El proyecto se sufragará en varias partidas económicas que se repartirán entre este ejercicio, así como en los de 2018 y 2019. El plan de actuación previsto para la cuenca del Lea forma parte del programa de inversiones en abastecimiento y saneamiento fijado por el órgano consorciado para el periodo 2017-2020, que se eleva a 182 millones de euros.

«92 millones se financiarán básicamente con recursos propios del Consorcio, procedentes de las tarifas de agua, y 90 millones proceden del convenio suscrito con la Diputación para financiar este tipo de obras en el período 2008-2019, con un importe total de 381 millones de euros», señalaron desde la entidad supramunicipal.

En el casco urbano de Munitibar se extiende una red en espina de pez constituida por un colector principal y varios ramales que recogen los vertidos de las urbanizaciones construidas recientemente y de los edificios de viviendas existentes que finalizan en una fosa séptica que se encuentra «totalmente colmatada», según detallaron desde el Consorcio. A esta red se conectadan el casco urbano y los barrios Gerrikaitz, Gerrika y Totorika. Con la nueva infraestructura prevista, continuará como barrio aislado Berreño, que carece de la red de alcantarillado y es el más alejado del centro urbano.

Integrada en el entorno

El colector principal se ejecutará con técnicas de excavación a cielo abierto, excepto el tramo inicial de impulsión que se realizará mediante una perforación dirigida con el objetivo de no afectar a una zona montañosa de alta densidad de vegetación.

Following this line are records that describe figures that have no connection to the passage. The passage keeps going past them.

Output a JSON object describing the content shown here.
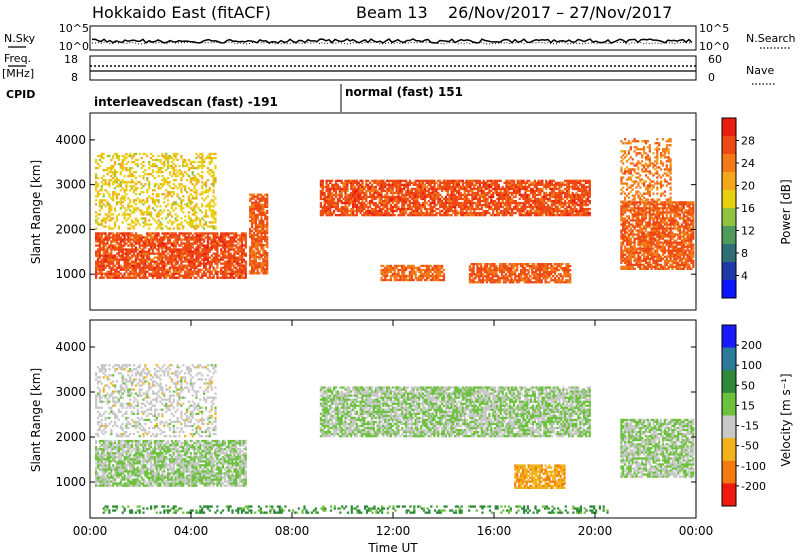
{
  "header": {
    "title": "Hokkaido East (fitACF)",
    "beam": "Beam 13",
    "dates": "26/Nov/2017 – 27/Nov/2017"
  },
  "top_panels": {
    "nsky_label": "N.Sky",
    "nsky_ticks": [
      "10^5",
      "10^0"
    ],
    "nsearch_label": "N.Search",
    "freq_label": "Freq.",
    "freq_unit": "[MHz]",
    "freq_ticks": [
      "18",
      "8"
    ],
    "nave_label": "Nave",
    "nave_ticks": [
      "60",
      "0"
    ],
    "cpid_label": "CPID",
    "cpid_segments": [
      {
        "name": "interleavedscan (fast) -191",
        "start_hour": 0,
        "end_hour": 10
      },
      {
        "name": "normal (fast) 151",
        "start_hour": 10,
        "end_hour": 24
      }
    ]
  },
  "chart_data": [
    {
      "type": "heatmap",
      "name": "power",
      "xlabel": "",
      "ylabel": "Slant Range [km]",
      "xlim": [
        0,
        24
      ],
      "ylim": [
        200,
        4600
      ],
      "yticks": [
        "1000",
        "2000",
        "3000",
        "4000"
      ],
      "colorbar": {
        "label": "Power [dB]",
        "ticks": [
          "4",
          "8",
          "12",
          "16",
          "20",
          "24",
          "28"
        ],
        "colors": [
          "#0a14ff",
          "#1e3aa8",
          "#2e6e74",
          "#4e9a5c",
          "#8fc23e",
          "#e8d010",
          "#f3a81c",
          "#f27a18",
          "#ee4814",
          "#e81e10"
        ],
        "range": [
          0,
          32
        ]
      },
      "regions": [
        {
          "t": [
            0.2,
            6.2
          ],
          "r": [
            900,
            1900
          ],
          "value": 27
        },
        {
          "t": [
            0.2,
            5.0
          ],
          "r": [
            2000,
            3700
          ],
          "value": 18,
          "sparse": true
        },
        {
          "t": [
            6.3,
            7.0
          ],
          "r": [
            1000,
            2800
          ],
          "value": 26
        },
        {
          "t": [
            9.1,
            19.8
          ],
          "r": [
            2300,
            3100
          ],
          "value": 27
        },
        {
          "t": [
            11.5,
            14.0
          ],
          "r": [
            850,
            1200
          ],
          "value": 25
        },
        {
          "t": [
            15.0,
            19.0
          ],
          "r": [
            800,
            1250
          ],
          "value": 26
        },
        {
          "t": [
            21.0,
            23.9
          ],
          "r": [
            1100,
            2600
          ],
          "value": 26
        },
        {
          "t": [
            21.0,
            23.0
          ],
          "r": [
            2600,
            4000
          ],
          "value": 24,
          "sparse": true
        }
      ]
    },
    {
      "type": "heatmap",
      "name": "velocity",
      "xlabel": "Time UT",
      "ylabel": "Slant Range [km]",
      "xlim": [
        0,
        24
      ],
      "ylim": [
        200,
        4600
      ],
      "xticks": [
        "00:00",
        "04:00",
        "08:00",
        "12:00",
        "16:00",
        "20:00",
        "00:00"
      ],
      "yticks": [
        "1000",
        "2000",
        "3000",
        "4000"
      ],
      "colorbar": {
        "label": "Velocity [m s⁻¹]",
        "ticks": [
          "200",
          "100",
          "50",
          "15",
          "-15",
          "-50",
          "-100",
          "-200"
        ],
        "colors": [
          "#1a1aff",
          "#2a7a9a",
          "#2e8a3a",
          "#6cc23c",
          "#c8c8c8",
          "#f2b21a",
          "#f27a10",
          "#ee1a10"
        ],
        "range": [
          -250,
          250
        ]
      },
      "regions": [
        {
          "t": [
            0.2,
            6.2
          ],
          "r": [
            900,
            1900
          ],
          "value": 0
        },
        {
          "t": [
            0.2,
            5.0
          ],
          "r": [
            2000,
            3600
          ],
          "value": -30,
          "sparse": true
        },
        {
          "t": [
            9.1,
            19.8
          ],
          "r": [
            2000,
            3100
          ],
          "value": 0
        },
        {
          "t": [
            16.8,
            18.8
          ],
          "r": [
            850,
            1350
          ],
          "value": -110
        },
        {
          "t": [
            21.0,
            23.9
          ],
          "r": [
            1100,
            2400
          ],
          "value": 0
        },
        {
          "t": [
            0.5,
            20.5
          ],
          "r": [
            300,
            450
          ],
          "value": 80,
          "sparse": true
        }
      ]
    }
  ]
}
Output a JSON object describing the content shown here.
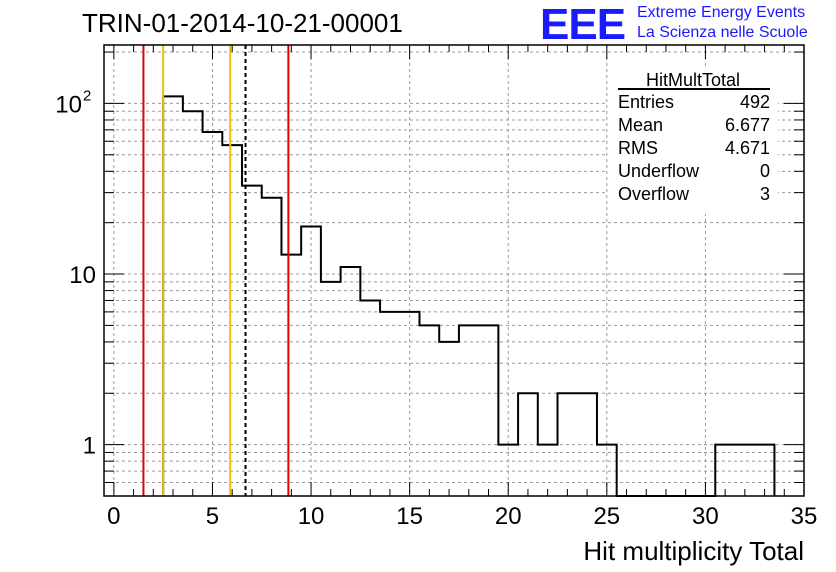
{
  "title": "TRIN-01-2014-10-21-00001",
  "logo": {
    "text": "EEE",
    "line1": "Extreme Energy Events",
    "line2": "La Scienza nelle Scuole",
    "color": "#1a1aff"
  },
  "stats": {
    "title": "HitMultTotal",
    "rows": [
      {
        "label": "Entries",
        "value": "492"
      },
      {
        "label": "Mean",
        "value": "6.677"
      },
      {
        "label": "RMS",
        "value": "4.671"
      },
      {
        "label": "Underflow",
        "value": "0"
      },
      {
        "label": "Overflow",
        "value": "3"
      }
    ]
  },
  "chart_data": {
    "type": "bar",
    "style": "step-histogram",
    "xlabel": "Hit multiplicity Total",
    "ylabel": "",
    "xlim": [
      -0.5,
      35
    ],
    "ylim": [
      0.5,
      220
    ],
    "yscale": "log",
    "grid": true,
    "bin_edges": [
      2.5,
      3.5,
      4.5,
      5.5,
      6.5,
      7.5,
      8.5,
      9.5,
      10.5,
      11.5,
      12.5,
      13.5,
      14.5,
      15.5,
      16.5,
      17.5,
      18.5,
      19.5,
      20.5,
      21.5,
      22.5,
      23.5,
      24.5,
      25.5,
      26.5,
      27.5,
      28.5,
      29.5,
      30.5,
      31.5,
      32.5,
      33.5
    ],
    "values": [
      110,
      90,
      68,
      57,
      33,
      28,
      13,
      19,
      9,
      11,
      7,
      6,
      6,
      5,
      4,
      5,
      5,
      1,
      2,
      1,
      2,
      2,
      1,
      0,
      0,
      0,
      0,
      0,
      1,
      1,
      1
    ],
    "x_ticks": [
      "0",
      "5",
      "10",
      "15",
      "20",
      "25",
      "30",
      "35"
    ],
    "x_tick_values": [
      0,
      5,
      10,
      15,
      20,
      25,
      30,
      35
    ],
    "y_ticks": [
      {
        "value": 1,
        "label": "1"
      },
      {
        "value": 10,
        "label": "10"
      },
      {
        "value": 100,
        "label": "10",
        "sup": "2"
      }
    ],
    "vertical_lines": [
      {
        "x": 1.5,
        "color": "#e00000",
        "style": "solid"
      },
      {
        "x": 2.5,
        "color": "#f0c000",
        "style": "solid"
      },
      {
        "x": 5.9,
        "color": "#f0c000",
        "style": "solid"
      },
      {
        "x": 6.677,
        "color": "#000000",
        "style": "dashed"
      },
      {
        "x": 8.85,
        "color": "#e00000",
        "style": "solid"
      }
    ],
    "line_color": "#000000"
  }
}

La estación de bombeo de aguas residuales (EBAR) de entrada a la planta se encontrará separada, por lo que existirá un tramo de colector en impulsión de 315 metros de longitud. «La línea de agua de la EDAR consistirá en un pretratamiento inicial de tamizado-desarenado, decantación primaria y un tratamiento biológico de biodiscos con una eliminación biológica de fósforo», concretaron.

La estación tratará los caudales recibidos hasta que vuelva a regresar al cauce del Lea, tras cumplir todos los requisitos técnicos y ambientales. Las instalaciones dispondrán de un sistema de desodorización que al encontrarse cubierta en sus puntos principales evitará olores y molestias al entorno más cercano.